Friday, July 29, 2005
Medical Malpractice Update - Wisconsin
The ABA Journal reports that the Wisconsin Supreme Court struck down a cap on medical malpractice damages. The Journal reports,
The 4-3 ruling came in the case of Matthew Ferdon, now 8, of Abrams, about 20 miles north of Green Bay. The boy has a deformed and partially paralyzed right arm caused by an injury at birth. Jurors awarded Ferdon $403,000 for future medical expenses and another $700,000 for pain and suffering, twice the state limit.
The case made it to the state high court after the trial judge reduced the pain-and-suffering award. Chief Justice Shirley S. Abrahamson didn’t have to look far for an equal protection problem.
"Indeed, the burden of the cap falls entirely on the most seriously injured victims of medical malpractice," Abrahamson wrote for the majority. "Those who suffer the most severe injuries will not be fully compensated for their noneconomic damages, while those who suffer relatively minor injuries with lower noneconomic damages will be fully compensated. The greater the injury, the smaller the fraction of noneconomic damages the victim will receive."
Because doctors didn’t discriminate against Ferdon on account of his race, religion or similar characteristics, and because they didn’t violate a fundamental right, such as free speech, his case was ineligible for much tougher levels of scrutiny constitutionally required in such situations. Ferdon also had to defeat the statute’s heavy presumption of constitutionality beyond a reasonable doubt.
Instead of taking legislators at their word, which regularly occurs in cases using rational basis review, the Wisconsin court employed what academics sometimes call "rational basis review with teeth," and deeply delved into the law’s history and performance.
"The legislature enjoys a wide latitude in economic regulation," Abrahamson wrote. "But when the legislature shifts the economic burden of medical malpractice from insurance companies and negligent health care providers to a small group of vulnerable, injured patients, the legislative action does not appear rational."
Citing figures from the state insurance commissioner and the U.S. General Accounting Office, the court was unable to conclude that the cap had any measurable effect on insurance premiums.
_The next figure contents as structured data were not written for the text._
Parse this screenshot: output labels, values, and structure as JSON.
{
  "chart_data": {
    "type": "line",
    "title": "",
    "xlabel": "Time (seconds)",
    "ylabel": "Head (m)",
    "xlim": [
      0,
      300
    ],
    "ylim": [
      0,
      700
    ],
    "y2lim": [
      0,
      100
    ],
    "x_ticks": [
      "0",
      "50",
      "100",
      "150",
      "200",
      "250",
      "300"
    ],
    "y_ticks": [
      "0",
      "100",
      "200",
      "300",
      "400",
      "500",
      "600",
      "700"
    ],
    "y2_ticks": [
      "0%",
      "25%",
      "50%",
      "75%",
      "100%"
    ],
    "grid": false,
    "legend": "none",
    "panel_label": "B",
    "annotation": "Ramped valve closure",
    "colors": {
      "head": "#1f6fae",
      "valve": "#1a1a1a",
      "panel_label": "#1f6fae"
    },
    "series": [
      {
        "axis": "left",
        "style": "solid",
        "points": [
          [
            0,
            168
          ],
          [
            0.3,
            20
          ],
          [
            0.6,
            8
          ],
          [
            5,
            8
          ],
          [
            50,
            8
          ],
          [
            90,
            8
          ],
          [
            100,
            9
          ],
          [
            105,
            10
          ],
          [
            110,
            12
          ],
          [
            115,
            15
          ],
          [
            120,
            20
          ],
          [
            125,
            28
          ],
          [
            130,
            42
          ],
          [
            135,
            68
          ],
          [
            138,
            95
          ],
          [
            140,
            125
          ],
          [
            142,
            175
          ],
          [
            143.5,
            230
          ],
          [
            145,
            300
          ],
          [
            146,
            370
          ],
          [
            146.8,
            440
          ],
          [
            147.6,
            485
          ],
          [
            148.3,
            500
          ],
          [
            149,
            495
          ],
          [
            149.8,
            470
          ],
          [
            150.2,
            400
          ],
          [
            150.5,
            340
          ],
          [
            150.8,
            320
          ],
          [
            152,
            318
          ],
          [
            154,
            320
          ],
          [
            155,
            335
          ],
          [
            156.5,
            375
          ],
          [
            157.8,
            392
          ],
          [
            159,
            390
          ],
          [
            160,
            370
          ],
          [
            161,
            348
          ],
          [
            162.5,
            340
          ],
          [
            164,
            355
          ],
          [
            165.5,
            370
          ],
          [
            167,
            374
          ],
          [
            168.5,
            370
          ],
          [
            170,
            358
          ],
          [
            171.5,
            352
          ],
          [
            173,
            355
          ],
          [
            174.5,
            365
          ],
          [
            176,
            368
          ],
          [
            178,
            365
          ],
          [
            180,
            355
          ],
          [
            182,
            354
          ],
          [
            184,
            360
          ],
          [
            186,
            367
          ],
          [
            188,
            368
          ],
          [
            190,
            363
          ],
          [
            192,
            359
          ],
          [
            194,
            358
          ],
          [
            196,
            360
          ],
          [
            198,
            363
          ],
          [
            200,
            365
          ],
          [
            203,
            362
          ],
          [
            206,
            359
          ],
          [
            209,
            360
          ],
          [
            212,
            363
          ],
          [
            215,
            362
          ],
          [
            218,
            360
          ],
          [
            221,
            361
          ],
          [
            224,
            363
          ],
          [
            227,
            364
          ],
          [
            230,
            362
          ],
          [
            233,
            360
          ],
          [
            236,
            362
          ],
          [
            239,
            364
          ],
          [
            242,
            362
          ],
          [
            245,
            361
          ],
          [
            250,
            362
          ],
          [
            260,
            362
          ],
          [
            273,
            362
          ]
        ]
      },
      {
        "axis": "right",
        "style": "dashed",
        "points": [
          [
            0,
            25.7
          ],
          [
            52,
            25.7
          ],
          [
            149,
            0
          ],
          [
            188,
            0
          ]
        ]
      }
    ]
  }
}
Few Wisconsin pain-and-suffering awards have exceeded the cap, and overall the state has not encountered the mammoth jury verdicts reported in other states. The court also suggested the blame for premium hikes lies more with the cost of defending huge numbers of baseless claims—perhaps up to 70 percent of those filed—rather than with the handful of cases that do end in large awards.
The court followed similar analyses in rejecting arguments about keeping the state insurance pool in the black, lowering patient costs and keeping doctors from fleeing the state.